Der Wirkungsgrad von Photovoltaik-Modulen ist abhängig von deren Temperatur. Es gilt die Faustregel „je wärmer das Modul, desto geringer der Wirkungsgrad“. In der Praxis heizen sich Module durch die Sonne, aber auch durch dunkle Flächen und Kies verstärkt auf und können bis zu 90 °C erreichen. Ein Gründach hingegen bleibt auch an heißen Tagen moderat temperiert, die Oberflächentemperatur übersteigt hier kaum 30 bis 35 °C.
Zur Aufständerung der Photovoltaikmodule werden Trägersysteme verwendet, die auf die Solargrundbasis montiert werden, die gleichzeitig der Drainage und Wasserspeicherung dienen. Das Gründach und seine Unterkonstruktion sind so zu planen, dass das gesamte anfallende Regenwasser der Dachfläche der Dachbegrünung zur Verfügung gestellt wird.

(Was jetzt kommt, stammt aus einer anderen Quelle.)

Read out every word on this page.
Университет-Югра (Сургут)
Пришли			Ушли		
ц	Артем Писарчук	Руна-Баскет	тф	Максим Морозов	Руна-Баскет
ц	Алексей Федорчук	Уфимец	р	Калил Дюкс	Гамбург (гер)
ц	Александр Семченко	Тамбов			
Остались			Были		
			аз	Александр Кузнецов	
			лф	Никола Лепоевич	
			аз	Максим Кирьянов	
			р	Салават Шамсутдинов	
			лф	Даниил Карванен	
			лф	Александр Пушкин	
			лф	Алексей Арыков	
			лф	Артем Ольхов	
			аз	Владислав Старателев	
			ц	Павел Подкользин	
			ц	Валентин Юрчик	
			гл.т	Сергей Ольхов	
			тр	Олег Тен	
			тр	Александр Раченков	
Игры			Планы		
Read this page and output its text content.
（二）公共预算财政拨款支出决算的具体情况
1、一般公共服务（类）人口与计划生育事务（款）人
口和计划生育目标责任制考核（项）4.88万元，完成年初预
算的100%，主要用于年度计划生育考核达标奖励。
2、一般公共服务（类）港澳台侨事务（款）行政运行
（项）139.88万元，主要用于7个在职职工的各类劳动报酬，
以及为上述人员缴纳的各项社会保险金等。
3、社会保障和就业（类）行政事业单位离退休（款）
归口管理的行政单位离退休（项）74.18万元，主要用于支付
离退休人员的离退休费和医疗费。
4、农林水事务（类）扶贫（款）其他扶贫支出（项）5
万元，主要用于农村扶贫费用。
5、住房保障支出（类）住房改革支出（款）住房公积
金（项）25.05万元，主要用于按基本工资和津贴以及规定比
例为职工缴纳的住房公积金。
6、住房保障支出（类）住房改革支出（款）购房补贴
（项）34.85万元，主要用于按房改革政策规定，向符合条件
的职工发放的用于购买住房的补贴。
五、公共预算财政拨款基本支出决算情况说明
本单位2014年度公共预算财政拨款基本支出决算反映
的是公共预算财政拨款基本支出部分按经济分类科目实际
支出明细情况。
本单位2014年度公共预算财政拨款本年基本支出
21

Diese Systeme werden durch die Auflast des Substrates gehalten. Die Auflast muss hierbei objektbezogen berechnet werden, sollte aber nicht zu hoch gewählt werden (6–10 cm) um einen flachen Wuchs zu gewährleisten. Besonders wichtig ist, dass bei Solargründächern ein Mindestabstand von 30 cm von der Substratoberfläche zur Unterkante der Solarpaneele beachtet wird, um eine Verschattung durch zu hochwachsende Pflanzen zu vermeiden.
Gut geplant, sinnvoll genutzt
Wenn man bereits bei der Planung einige Dinge berücksichtigt und alle handelnden Personen mit dem wichtigsten Schutz des Hauses – dem Dach – sorgsam umgehen, dann können auf vielerlei Flachdächern im Bestand Solaranlagen platziert werden. Es sollte jedoch nicht nur auf einen Faktor (z. B. maximale kWpeak) geachtet werden. Vielmehr ist es notwendig das Dach als Ganzes und die Möglichkeiten zu sehen.
Das Flachdach sollte genutzt werden, und bei einer richtigen Ausführung und Planung steht einer wertvollen Nutzung der vorhandenen Flächen nichts im Weg.